Location-Based AR: Being more easily compatible with smartphones and tablets, Location-Based AR is one of the most widely used application types in its field. With Location Based AR, the location can be determined. It determines the location with the help of GPS, compass, and speed measurement modules of smartphones and then transfers the location to the location scanners via the camera on the determined object.
Outline-Based AR: Sometimes, there may be situations that human eye cannot distinguish, due to environmental factors. For such situations, outline-based AR applications are used, which can provide information to the user by using the camera from different angles and drawing some outlines. For example, it can become almost impossible to detect road signs while driving due to bad weather conditions. In order to avoid such situations, advanced cameras can define these signs in an outline framework with the help of AR applications and make them visible to the driver.
Multimedia Based Fully Positioned AR: It works on the principle that the object to be displayed in 3D is displayed precisely positioned on the marker and supported by multimedia objects.
From education to the military field, modern and rational solutions are preferred.
Use of augmented reality in the military: The aim of using augmented reality in the military field is to give the personnel experience with challenging tasks in personnel training, to provide clues about targets and to facilitate target detection.
An example of the use of augmented reality in the military field is the military training application for fighter pilots.
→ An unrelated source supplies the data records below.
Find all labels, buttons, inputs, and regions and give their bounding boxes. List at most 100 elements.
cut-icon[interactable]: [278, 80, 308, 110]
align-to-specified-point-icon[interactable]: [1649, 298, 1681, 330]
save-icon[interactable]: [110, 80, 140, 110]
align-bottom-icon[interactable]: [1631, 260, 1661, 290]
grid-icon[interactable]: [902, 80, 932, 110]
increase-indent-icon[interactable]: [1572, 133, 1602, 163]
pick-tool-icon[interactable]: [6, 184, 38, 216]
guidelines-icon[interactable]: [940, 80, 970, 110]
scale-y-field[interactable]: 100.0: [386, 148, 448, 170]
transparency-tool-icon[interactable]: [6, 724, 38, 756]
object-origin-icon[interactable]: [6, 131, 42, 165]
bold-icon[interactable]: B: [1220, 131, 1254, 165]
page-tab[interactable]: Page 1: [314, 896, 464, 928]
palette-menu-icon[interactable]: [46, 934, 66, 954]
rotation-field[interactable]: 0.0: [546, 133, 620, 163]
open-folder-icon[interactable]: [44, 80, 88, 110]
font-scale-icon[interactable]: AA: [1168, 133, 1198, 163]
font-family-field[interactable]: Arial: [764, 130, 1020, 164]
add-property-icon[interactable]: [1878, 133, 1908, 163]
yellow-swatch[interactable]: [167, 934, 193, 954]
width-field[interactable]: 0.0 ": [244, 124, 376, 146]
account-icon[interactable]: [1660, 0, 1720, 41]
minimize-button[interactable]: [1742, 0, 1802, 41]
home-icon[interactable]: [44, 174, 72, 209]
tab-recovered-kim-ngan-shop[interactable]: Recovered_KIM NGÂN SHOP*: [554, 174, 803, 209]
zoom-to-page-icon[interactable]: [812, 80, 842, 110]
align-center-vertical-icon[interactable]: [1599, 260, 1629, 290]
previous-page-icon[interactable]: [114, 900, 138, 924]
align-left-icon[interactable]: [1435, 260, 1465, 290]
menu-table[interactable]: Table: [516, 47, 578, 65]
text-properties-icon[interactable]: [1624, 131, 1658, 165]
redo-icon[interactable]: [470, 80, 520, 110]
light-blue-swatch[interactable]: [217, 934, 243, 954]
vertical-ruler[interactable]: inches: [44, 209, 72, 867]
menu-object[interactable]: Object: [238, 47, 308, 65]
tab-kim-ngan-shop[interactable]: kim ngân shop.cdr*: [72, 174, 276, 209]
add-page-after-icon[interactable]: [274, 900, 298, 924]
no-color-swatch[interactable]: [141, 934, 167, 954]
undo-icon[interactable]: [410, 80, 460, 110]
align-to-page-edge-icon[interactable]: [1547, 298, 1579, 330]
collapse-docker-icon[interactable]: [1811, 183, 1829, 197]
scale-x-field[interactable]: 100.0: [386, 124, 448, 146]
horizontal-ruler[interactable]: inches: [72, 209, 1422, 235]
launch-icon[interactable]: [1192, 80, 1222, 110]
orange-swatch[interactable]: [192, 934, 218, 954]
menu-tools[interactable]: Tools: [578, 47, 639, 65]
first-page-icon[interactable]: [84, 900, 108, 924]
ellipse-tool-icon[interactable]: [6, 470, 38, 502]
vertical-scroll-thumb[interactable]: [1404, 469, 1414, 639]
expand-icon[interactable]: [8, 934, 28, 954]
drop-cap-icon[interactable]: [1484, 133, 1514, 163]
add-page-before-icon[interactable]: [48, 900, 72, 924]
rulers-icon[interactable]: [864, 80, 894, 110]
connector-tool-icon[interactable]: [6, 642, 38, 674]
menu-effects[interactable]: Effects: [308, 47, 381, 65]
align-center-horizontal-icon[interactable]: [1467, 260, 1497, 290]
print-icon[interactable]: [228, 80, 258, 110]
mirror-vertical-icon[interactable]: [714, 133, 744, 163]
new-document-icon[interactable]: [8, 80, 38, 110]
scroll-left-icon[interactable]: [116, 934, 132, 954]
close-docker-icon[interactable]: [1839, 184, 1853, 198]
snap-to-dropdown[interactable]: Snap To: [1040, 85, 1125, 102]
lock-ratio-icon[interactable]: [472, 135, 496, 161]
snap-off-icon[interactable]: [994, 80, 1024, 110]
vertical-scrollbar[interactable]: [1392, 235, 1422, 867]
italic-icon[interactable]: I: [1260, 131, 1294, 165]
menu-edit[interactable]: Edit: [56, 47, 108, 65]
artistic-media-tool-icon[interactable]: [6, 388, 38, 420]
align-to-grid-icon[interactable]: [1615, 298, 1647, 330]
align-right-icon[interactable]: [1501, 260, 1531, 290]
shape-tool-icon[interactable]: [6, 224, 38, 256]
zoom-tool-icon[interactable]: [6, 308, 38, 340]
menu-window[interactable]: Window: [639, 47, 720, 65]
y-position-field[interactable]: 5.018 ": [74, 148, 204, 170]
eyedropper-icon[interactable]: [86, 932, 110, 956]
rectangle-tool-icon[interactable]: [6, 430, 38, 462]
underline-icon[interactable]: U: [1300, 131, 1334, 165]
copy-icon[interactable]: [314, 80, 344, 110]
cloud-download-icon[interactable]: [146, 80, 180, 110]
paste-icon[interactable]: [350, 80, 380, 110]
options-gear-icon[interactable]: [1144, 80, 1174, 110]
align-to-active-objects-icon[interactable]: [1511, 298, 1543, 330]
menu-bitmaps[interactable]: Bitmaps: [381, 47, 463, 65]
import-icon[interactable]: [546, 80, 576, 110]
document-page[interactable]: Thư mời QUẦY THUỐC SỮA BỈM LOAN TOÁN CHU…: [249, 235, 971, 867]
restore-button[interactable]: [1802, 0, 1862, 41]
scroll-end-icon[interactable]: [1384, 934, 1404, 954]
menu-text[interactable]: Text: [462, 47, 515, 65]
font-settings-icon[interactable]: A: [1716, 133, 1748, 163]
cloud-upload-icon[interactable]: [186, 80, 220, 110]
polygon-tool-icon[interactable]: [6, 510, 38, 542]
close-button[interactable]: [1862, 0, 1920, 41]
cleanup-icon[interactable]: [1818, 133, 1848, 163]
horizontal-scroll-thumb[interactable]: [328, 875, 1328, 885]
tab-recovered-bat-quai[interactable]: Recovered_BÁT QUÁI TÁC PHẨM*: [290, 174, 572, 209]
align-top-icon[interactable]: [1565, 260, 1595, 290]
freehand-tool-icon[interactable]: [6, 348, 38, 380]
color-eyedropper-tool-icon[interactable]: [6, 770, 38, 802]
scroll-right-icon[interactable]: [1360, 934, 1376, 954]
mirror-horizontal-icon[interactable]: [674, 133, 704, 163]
With this technology, transparent screens placed on the helmets of fighter pilots and used at eye level instantly show the pilots instant flight data. It is aimed for pilots to see the real image and the data screen at the same time through the transparent screens.
Use of augmented reality in the field of education: Contrary to classical learning methods, augmented reality is a more interactive and memorable technology in which users participate. Augmented reality technology adds a third dimension to two-dimensional books. In physics, chemistry and biology, augmented reality technology is utilized for 3D representation of concepts or performing experiments, visualization of concepts and spatial relationships in courses such as mathematics and geometry, visualization of concepts in geography education, and gaining knowledge and skills about tools and materials.